KUALA LUMPUR: The Malaysian Association of Tour and Travel Agents (MATTA) has urged the government to rescue the industry following the return of the Movement Control Order (MCO) this year.
Its president Datuk Tan Kok Liang said tour and travel agents have been battling with collapsing revenue and liquidity problems since the start of the pandemic.
"However, the government's efforts have not made any significant impact on this segment of the industry.
"Tourism businesses are currently in extreme distress due to the very fragile and uncertain business environment which is expected to continue late into 2021," he said in a statement today.
With MCO re-enforced this year, he said the industry is expecting more hotels to close or wind-up while more travel agents especially those owning tourism vehicles are very likely to face the same fate as hoteliers.
He stressed that the tourism sector has been one of the key contributors to Malaysia's gross domestic product (GDP) with 14.1 per cent (RM166 billion) in 2015, 14.5 per cent (RM182 billion) in 2016, 14.6 per cent (RM201 billion) in 2017, 15.2 per cent (RM220 billion) in 2018 and 15.9 per cent (RM240 billion) in 2019.
With the exception of last year, Tan believes the tourism sector is vitally important to the country and urged the government to come up with an enhanced and targeted rescue plan.
MATTA called on the government to provide loan moratorium extensions and enhanced wage subsidy programmes until June 30 this year.
They also proposed for reliefs on rental, insurance and statutory licensing fees to help those who are affected especially the small and medium enterprises (SMEs) who already had to burn a lot of cash just to survive the last MCO.
"Over 5,000 travel companies are now in the 'ICU' condition and the government needs to initiate rehabilitation programmes as the situation will get worse.
"Allowing travel agents to close business premises and operate from home and the cancellation of the mandatory Travel & Tours Enhancement Course (TTEC) programmes for travel companies are good gestures of support," he added.
In the meantime, he suggested the association members go for re-skilling, though they were not directly supported by the government at the moment.
"It is also imperative for the government to resolve the issues on deposits held by airlines and related service providers, make urgent corrections to the (outdated) Tourism Industry Act 1992 and provide flexibility of approval for conversion of tour buses into other categories. This will allow these buses to be utilied for other purposes - these are practical measures that the government needs to assist."
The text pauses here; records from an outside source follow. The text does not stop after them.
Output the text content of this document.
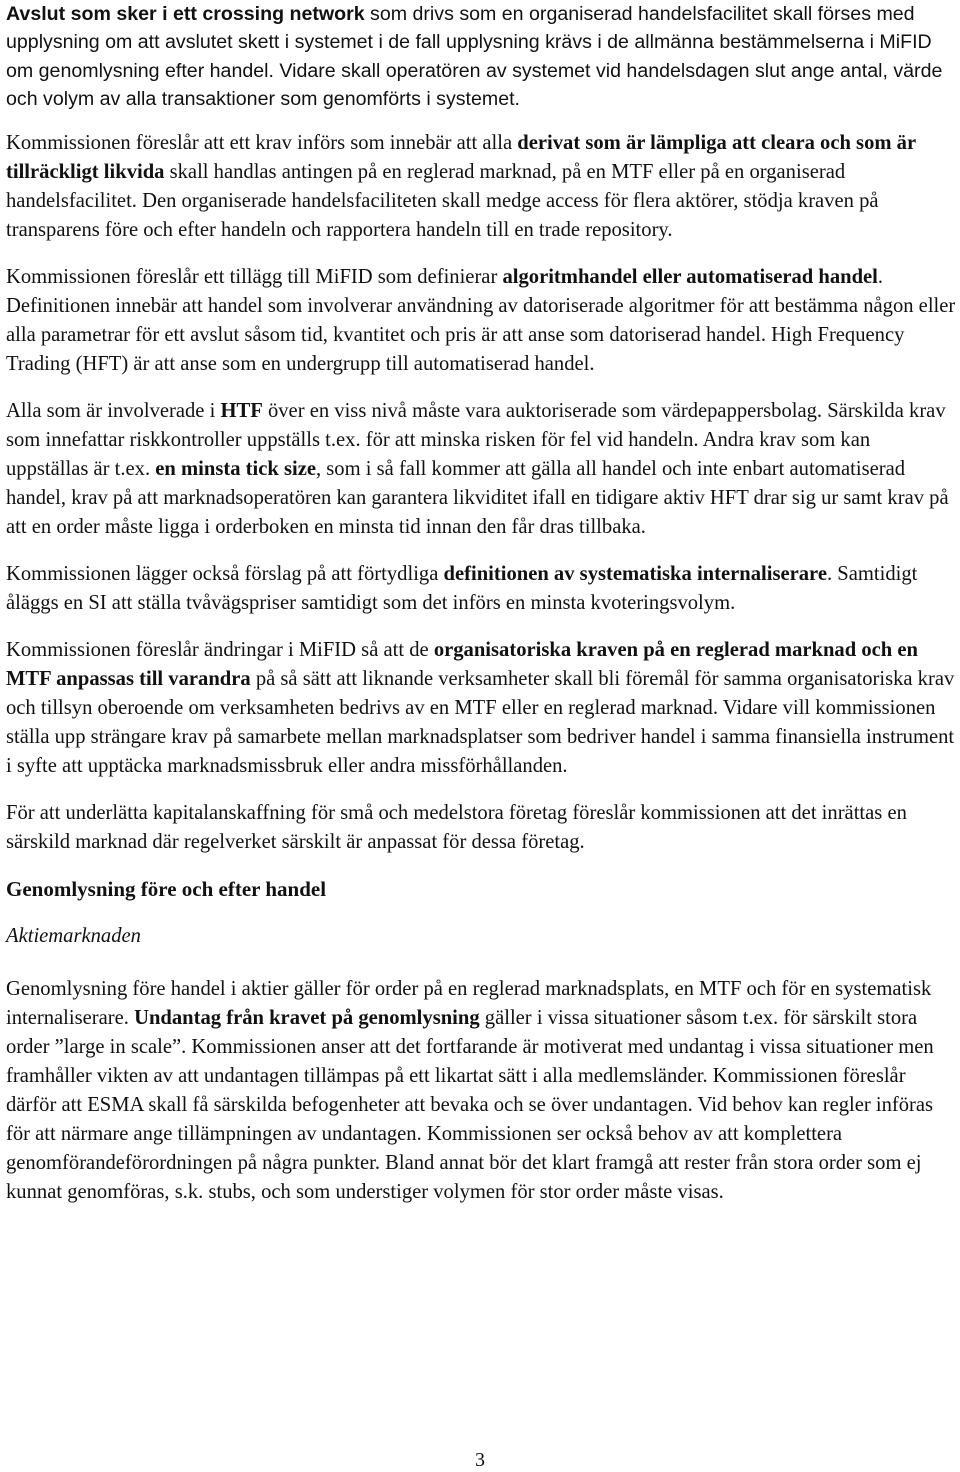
Avslut som sker i ett crossing network som drivs som en organiserad handelsfacilitet skall förses med upplysning om att avslutet skett i systemet i de fall upplysning krävs i de allmänna bestämmelserna i MiFID om genomlysning efter handel. Vidare skall operatören av systemet vid handelsdagen slut ange antal, värde och volym av alla transaktioner som genomförts i systemet.

Kommissionen föreslår att ett krav införs som innebär att alla derivat som är lämpliga att cleara och som är tillräckligt likvida skall handlas antingen på en reglerad marknad, på en MTF eller på en organiserad handelsfacilitet. Den organiserade handelsfaciliteten skall medge access för flera aktörer, stödja kraven på transparens före och efter handeln och rapportera handeln till en trade repository.

Kommissionen föreslår ett tillägg till MiFID som definierar algoritmhandel eller automatiserad handel. Definitionen innebär att handel som involverar användning av datoriserade algoritmer för att bestämma någon eller alla parametrar för ett avslut såsom tid, kvantitet och pris är att anse som datoriserad handel. High Frequency Trading (HFT) är att anse som en undergrupp till automatiserad handel.

Alla som är involverade i HTF över en viss nivå måste vara auktoriserade som värdepappersbolag. Särskilda krav som innefattar riskkontroller uppställs t.ex. för att minska risken för fel vid handeln. Andra krav som kan uppställas är t.ex. en minsta tick size, som i så fall kommer att gälla all handel och inte enbart automatiserad handel, krav på att marknadsoperatören kan garantera likviditet ifall en tidigare aktiv HFT drar sig ur samt krav på att en order måste ligga i orderboken en minsta tid innan den får dras tillbaka.

Kommissionen lägger också förslag på att förtydliga definitionen av systematiska internaliserare. Samtidigt åläggs en SI att ställa tvåvägspriser samtidigt som det införs en minsta kvoteringsvolym.

Kommissionen föreslår ändringar i MiFID så att de organisatoriska kraven på en reglerad marknad och en MTF anpassas till varandra på så sätt att liknande verksamheter skall bli föremål för samma organisatoriska krav och tillsyn oberoende om verksamheten bedrivs av en MTF eller en reglerad marknad. Vidare vill kommissionen ställa upp strängare krav på samarbete mellan marknadsplatser som bedriver handel i samma finansiella instrument i syfte att upptäcka marknadsmissbruk eller andra missförhållanden.

För att underlätta kapitalanskaffning för små och medelstora företag föreslår kommissionen att det inrättas en särskild marknad där regelverket särskilt är anpassat för dessa företag.

Genomlysning före och efter handel

Aktiemarknaden

Genomlysning före handel i aktier gäller för order på en reglerad marknadsplats, en MTF och för en systematisk internaliserare. Undantag från kravet på genomlysning gäller i vissa situationer såsom t.ex. för särskilt stora order ”large in scale”. Kommissionen anser att det fortfarande är motiverat med undantag i vissa situationer men framhåller vikten av att undantagen tillämpas på ett likartat sätt i alla medlemsländer. Kommissionen föreslår därför att ESMA skall få särskilda befogenheter att bevaka och se över undantagen. Vid behov kan regler införas för att närmare ange tillämpningen av undantagen. Kommissionen ser också behov av att komplettera genomförandeförordningen på några punkter. Bland annat bör det klart framgå att rester från stora order som ej kunnat genomföras, s.k. stubs, och som understiger volymen för stor order måste visas.

3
"It is no longer 'business as usual' under the Covid-19 pandemic and we urge the various government agencies to make immediate policy changes to ease the financial burden of the hardest hit industry in Malaysia," he said.
Selangor, Penang, Melaka, Johor, Sabah, Kuala Lumpur, Putrajaya and Labuan are now under the MCO following a spike in Covid-19 cases recently.
Prime Minister Tan Sri Muhyiddin Yassin announced that the MCO would be in effect for two weeks until Jan 26.
The Health Ministry projected that the daily cases will reduce to between 1,000 and 500 within four to five weeks.